When this happens, I can be totally sure that any right-clicking on a file or a folder will result in the windows hanging indefinately. The only way out of this is to end the task through Task Manager.

The layout and folder options become unavailable as well.

Any help would be greatly appeciated !

Thanks a lot.

Fred


----------



## Junior777 (Jul 25, 2012)

Sounds like a bad upgrade or install. My install of Windows 8 doesnt do that. I would recommend a Refresh.


----------



## vilrockerdefer (Sep 17, 2012)

Hello,

The problem was not there just after install, or at least I didn't notice it.

I forgot to mention that if I close the explorer windows through task manager, if I open a new explorer window, the problem will still be there. I will be able to browse files and left-click but nothing else.
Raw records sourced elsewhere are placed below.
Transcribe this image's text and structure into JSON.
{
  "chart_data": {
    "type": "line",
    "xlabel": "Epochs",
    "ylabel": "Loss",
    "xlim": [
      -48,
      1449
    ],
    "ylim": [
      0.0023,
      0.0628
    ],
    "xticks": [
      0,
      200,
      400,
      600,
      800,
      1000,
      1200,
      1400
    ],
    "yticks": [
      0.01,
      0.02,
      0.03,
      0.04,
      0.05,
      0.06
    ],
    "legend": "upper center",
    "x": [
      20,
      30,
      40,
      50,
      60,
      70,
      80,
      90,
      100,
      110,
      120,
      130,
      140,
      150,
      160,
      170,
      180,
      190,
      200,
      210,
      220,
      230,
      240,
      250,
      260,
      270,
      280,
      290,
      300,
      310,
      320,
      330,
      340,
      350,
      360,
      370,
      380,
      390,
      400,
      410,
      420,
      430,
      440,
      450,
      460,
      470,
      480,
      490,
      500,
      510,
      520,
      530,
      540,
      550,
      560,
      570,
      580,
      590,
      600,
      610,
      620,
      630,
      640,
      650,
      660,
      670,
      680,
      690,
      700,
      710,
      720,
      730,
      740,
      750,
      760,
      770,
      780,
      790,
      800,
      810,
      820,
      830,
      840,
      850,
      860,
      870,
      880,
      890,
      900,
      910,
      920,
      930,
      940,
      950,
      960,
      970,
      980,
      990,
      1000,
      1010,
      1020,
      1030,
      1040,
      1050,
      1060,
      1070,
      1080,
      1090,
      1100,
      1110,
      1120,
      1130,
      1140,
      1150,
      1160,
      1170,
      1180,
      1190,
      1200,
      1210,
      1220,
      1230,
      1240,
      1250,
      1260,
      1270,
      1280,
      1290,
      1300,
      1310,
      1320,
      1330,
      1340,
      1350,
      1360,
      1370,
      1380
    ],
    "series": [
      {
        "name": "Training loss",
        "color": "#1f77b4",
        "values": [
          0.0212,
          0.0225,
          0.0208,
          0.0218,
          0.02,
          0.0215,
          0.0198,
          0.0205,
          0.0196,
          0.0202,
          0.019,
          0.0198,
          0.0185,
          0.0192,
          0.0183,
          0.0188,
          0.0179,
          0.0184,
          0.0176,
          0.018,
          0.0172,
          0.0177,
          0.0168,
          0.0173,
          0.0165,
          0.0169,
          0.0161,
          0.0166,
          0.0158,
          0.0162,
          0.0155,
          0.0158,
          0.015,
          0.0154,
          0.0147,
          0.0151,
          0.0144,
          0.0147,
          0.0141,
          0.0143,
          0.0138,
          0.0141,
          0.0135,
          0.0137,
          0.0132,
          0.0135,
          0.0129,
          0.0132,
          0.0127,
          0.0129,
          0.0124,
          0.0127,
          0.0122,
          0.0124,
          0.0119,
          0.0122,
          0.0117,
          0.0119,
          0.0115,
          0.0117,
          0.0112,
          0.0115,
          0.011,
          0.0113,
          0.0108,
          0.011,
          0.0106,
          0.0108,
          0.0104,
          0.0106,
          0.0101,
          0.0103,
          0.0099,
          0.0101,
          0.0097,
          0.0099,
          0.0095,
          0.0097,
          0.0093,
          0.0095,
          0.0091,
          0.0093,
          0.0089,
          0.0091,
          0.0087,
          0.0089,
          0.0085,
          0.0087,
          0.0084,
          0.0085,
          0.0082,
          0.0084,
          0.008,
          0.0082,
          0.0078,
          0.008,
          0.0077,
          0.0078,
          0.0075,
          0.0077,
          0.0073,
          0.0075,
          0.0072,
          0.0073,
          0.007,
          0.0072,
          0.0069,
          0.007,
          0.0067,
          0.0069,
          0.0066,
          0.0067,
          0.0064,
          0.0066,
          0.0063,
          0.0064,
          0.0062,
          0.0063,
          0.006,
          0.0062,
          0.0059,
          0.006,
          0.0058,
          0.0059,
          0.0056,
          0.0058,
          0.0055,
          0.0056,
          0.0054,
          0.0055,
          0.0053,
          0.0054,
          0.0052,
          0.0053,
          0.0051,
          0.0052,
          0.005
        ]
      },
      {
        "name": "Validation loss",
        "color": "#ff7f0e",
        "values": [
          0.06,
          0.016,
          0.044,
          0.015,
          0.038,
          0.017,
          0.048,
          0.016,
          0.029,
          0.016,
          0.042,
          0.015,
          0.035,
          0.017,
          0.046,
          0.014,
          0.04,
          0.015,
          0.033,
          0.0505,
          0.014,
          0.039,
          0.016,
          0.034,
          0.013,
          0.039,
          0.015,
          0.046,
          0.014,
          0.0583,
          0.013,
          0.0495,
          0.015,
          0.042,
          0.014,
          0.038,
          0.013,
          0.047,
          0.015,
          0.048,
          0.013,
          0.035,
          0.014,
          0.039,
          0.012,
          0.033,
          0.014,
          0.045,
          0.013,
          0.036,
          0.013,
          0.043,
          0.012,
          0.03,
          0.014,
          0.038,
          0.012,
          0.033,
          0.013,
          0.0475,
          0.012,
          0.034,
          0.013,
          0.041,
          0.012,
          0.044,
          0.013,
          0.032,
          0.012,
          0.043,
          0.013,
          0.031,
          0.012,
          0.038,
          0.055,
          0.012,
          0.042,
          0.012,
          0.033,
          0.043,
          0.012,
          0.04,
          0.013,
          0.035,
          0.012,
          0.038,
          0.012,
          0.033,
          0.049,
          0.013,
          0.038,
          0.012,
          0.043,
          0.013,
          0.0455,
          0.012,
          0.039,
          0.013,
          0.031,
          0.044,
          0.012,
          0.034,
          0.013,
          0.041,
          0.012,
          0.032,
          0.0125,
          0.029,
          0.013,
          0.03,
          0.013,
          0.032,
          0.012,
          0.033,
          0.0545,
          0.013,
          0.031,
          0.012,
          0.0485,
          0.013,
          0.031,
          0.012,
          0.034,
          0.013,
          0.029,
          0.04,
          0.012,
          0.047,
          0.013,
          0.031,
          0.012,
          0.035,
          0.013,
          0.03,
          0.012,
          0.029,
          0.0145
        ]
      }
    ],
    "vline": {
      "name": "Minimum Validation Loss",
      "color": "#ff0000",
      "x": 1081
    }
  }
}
I have Adobe Master Collection CS6 installed, Pot Player x64, Nikon Raw Codec... Office 2010 as well.


----------



## AndrewLKE (Oct 15, 2012)

Hi,
I experience the same problem on my laptop. After a while of running I cannot right click files without explorer hanging. I am running windows 8 professional with MS Office 2010, Corel X5. 
How did you resolve your problem?
Thanks
Andrew L


----------



## vilrockerdefer (Sep 17, 2012)

After installing Shellexview and discovering that while Winamp had modified shell shortcuts it did not appear in shellexview, I thought maybe it was faulty. But it didn't solve my problem, so I proceeded with uninstalling other applications that had modified the shell.

My next try was to uninstall Acronis True Image 2013, and that did the trick !

Now my Windows 8 doesn't feel like pre-alpha anymore !

Thanks to all.


----------



## AndrewLKE (Oct 15, 2012)

Thanks for the reply. I actually think its the non stop backup service that caused the problem. I didn't uninstall because I actually need the backup software. I just made the services manual. And my machine has improved.


----------